The Teaching Multiplier
Hosted a PM workshop at the Nashville offsite while simultaneously finalizing the UPF product build. Preparing 10+ hours of interactive training while completing complex technical work required serious juggling. Teaching forces you to understand your own work more deeply – the preparation time is an investment in your own understanding.
The Individual Revolution
Had a realization this month about cross-disciplinary capability. Work that previously required coordinating multiple specialists – software developer, product manager, data engineer, research scientist – is now soloable. Often faster too, with tight feedback loops and rapid iteration impossible when coordinating multiple people. This feels less like evolution and more like industrial revolution for knowledge work. The individual contributor just received a massive power-up.
Conquering Authentication
Authentication and Authorization – my personal Mount Everest of technical complexity – finally yielded to persistent effort. Previous attempts failed due to complexity and poor documentation. This time, modern LLMs served as technical sherpas, guiding through the landscape step by step. The difference wasn't more effort, but better guidance. Sometimes you need the right teacher, not just the right resources.
Simplicity Wins
Built a zip share forecast model that beats accuracy requirements and execution time criteria while maintaining full explainability. Funny how stepping back from complex neural networks and gradient boosting led to simpler approaches that performed better. Less is often more, particularly when transparency matters. Optimization isn't always about adding complexity – sometimes it's about finding the essential core.
Cursor as Universal Assistant
Started using Cursor extensively for non-coding tasks: drafting documents, file management, even diagram sketching.
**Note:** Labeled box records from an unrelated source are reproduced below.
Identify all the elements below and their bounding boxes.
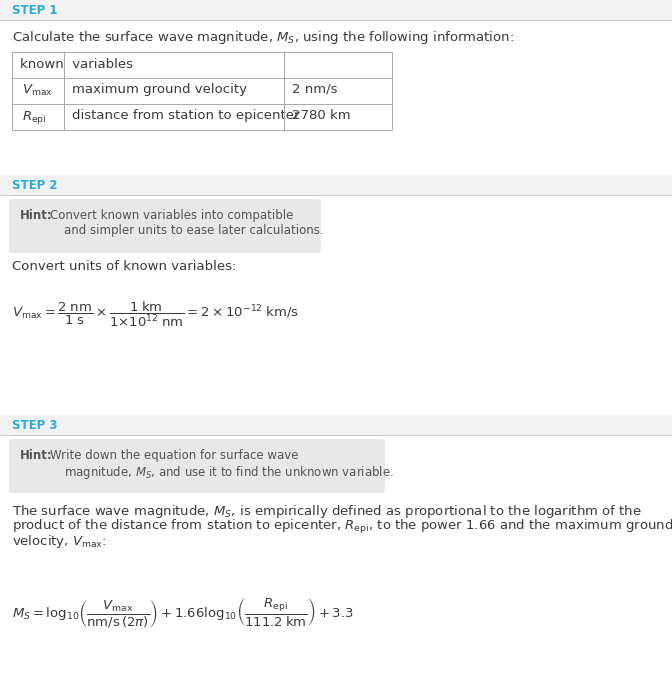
Text: $V_\mathrm{max} = \dfrac{2\;\mathrm{nm}}{1\;\mathrm{s}}\times\dfrac{1\;\mathrm{k: $V_\mathrm{max} = \dfrac{2\;\mathrm{nm}}… <box>12 300 299 329</box>
FancyBboxPatch shape <box>9 199 321 253</box>
Text: distance from station to epicenter: distance from station to epicenter <box>72 109 300 122</box>
Text: magnitude, $M_S$, and use it to find the unknown variable.: magnitude, $M_S$, and use it to find the… <box>64 464 394 481</box>
Text: velocity, $V_\mathrm{max}$:: velocity, $V_\mathrm{max}$: <box>12 533 107 550</box>
Text: 2780 km: 2780 km <box>292 109 351 122</box>
Text: Hint:: Hint: <box>20 449 52 462</box>
Bar <box>12 52 392 130</box>
Text: Hint:: Hint: <box>20 209 52 222</box>
Bar <box>0 175 672 195</box>
Text: STEP 3: STEP 3 <box>12 419 58 432</box>
Text: maximum ground velocity: maximum ground velocity <box>72 83 247 96</box>
Text: Write down the equation for surface wave: Write down the equation for surface wave <box>50 449 298 462</box>
Text: 2 nm/s: 2 nm/s <box>292 83 337 96</box>
Text: Calculate the surface wave magnitude, $M_S$, using the following information:: Calculate the surface wave magnitude, $M… <box>12 29 514 46</box>
Bar <box>0 415 672 435</box>
Text: STEP 1: STEP 1 <box>12 4 58 17</box>
Text: $M_S = \log_{10}\!\left(\dfrac{V_\mathrm{max}}{\mathrm{nm/s}\,(2\pi)}\right) + 1: $M_S = \log_{10}\!\left(\dfrac{V_\mathrm… <box>12 596 353 629</box>
Text: STEP 2: STEP 2 <box>12 179 58 192</box>
Text: Convert known variables into compatible: Convert known variables into compatible <box>50 209 294 222</box>
Text: $V_\mathrm{max}$: $V_\mathrm{max}$ <box>22 83 53 98</box>
Text: product of the distance from station to epicenter, $R_\mathrm{epi}$, to the powe: product of the distance from station to … <box>12 518 672 536</box>
Bar <box>0 0 672 20</box>
FancyBboxPatch shape <box>9 439 385 493</box>
Text: Convert units of known variables:: Convert units of known variables: <box>12 260 237 273</box>
Text: and simpler units to ease later calculations.: and simpler units to ease later calculat… <box>64 224 324 237</box>
Text: known  variables: known variables <box>20 58 133 71</box>
Text: $R_\mathrm{epi}$: $R_\mathrm{epi}$ <box>22 109 46 126</box>
Text: The surface wave magnitude, $M_S$, is empirically defined as proportional to the: The surface wave magnitude, $M_S$, is em… <box>12 503 642 520</box>
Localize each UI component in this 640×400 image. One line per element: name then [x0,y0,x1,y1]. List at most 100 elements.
The real game-changer is its subtle "agentic" features – being able to command 'ls', 'mv', or 'touch' without breaking flow or switching to terminal. It cuts friction and context juggling dramatically. Less like talking to AI, more like having a hyper-efficient, context-aware assistant beside you.
April's central insight: individual capability is expanding exponentially through AI partnership. The constraint isn't technical knowledge anymore – it's imagination, initiative, and the willingness to act. When tools remove traditional bottlenecks, success flows to those who move fastest and learn most systematically. The future belongs to builder-learners who can orchestrate complex systems solo.